How to Sort Text Cases in R - dummies

How to Sort Text Cases in R

By Andrie de Vries, Joris Meys

Data can be sorted alphabetically or numerically, in ascending or descending order. Like any programming language, R makes it easy to compile lists of sorted and ordered data.

Because text in R is represented as character vectors, you can sort these vectors using the same functions as you use with numeric data. For example, to get R to sort the alphabet in reverse, use the sort() function:

> sort(letters, decreasing=TRUE)
 [1] "z" "y" "x" "w" "v" "u" "t" "s" "r" "q" "p"
[12] "o" "n" "m" "l" "k" "j" "i" "h" "g" "f" "e"
[23] "d" "c" "b" "a"

Here you used the decreasing argument of sort().

The sort() function sorts a vector. It doesn’t sort the characters of each element of the vector. In other words, sort() doesn’t mangle the word itself. You can still read each of the words in words.

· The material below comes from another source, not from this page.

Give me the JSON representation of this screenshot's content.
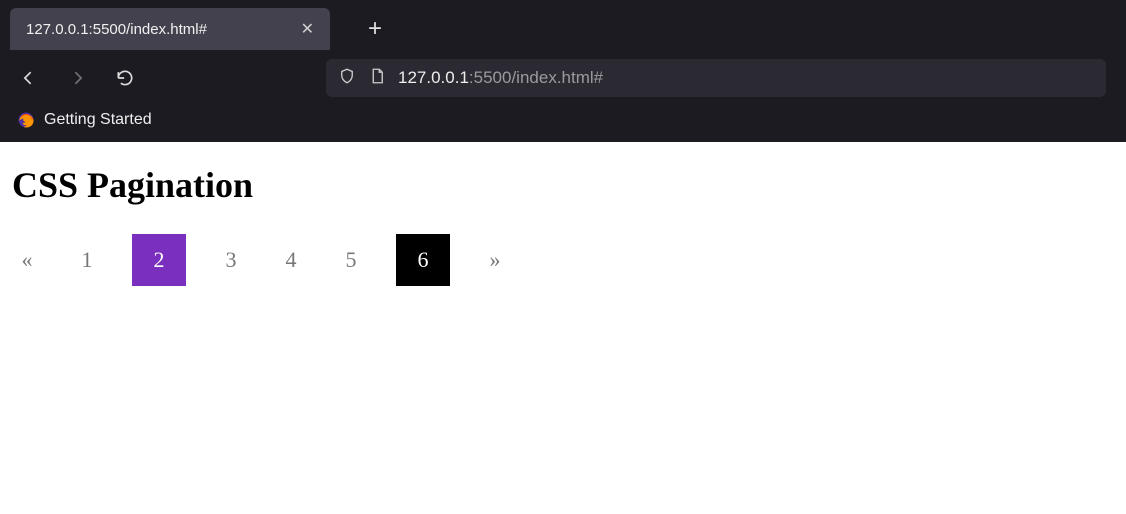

Try it on your vector words that you created in the previous paragraph:

> sort(words)
[1] "brown" "DOG"  "FOX"  "jumps" "lazy"
[6] "over" "quick" "the"  "The"

R performs lexicographic sorting, as opposed to, for example, the C language, which sorts in ASCII order. This means that the sort order will depend on the locale of the machine the code runs on. In other words, the sort order may be different if the machine running R is configured to use Danish than it will if the machine is configured to use English. The R help file contains this description:

Beware of making any assumptions about the collation order: e.g., in Estonian, Z comes between S and T, and collation is not necessarily character-by-character — in Danish aa sorts as a single letter, after z.

In most cases, lexicographic sorting simply means that the sort order is independent of whether the string is in lowercase or uppercase. For more details, read the help text in ?sort as well as ?Comparison.

You can get help on any function by typing a question mark followed by the function name into the console.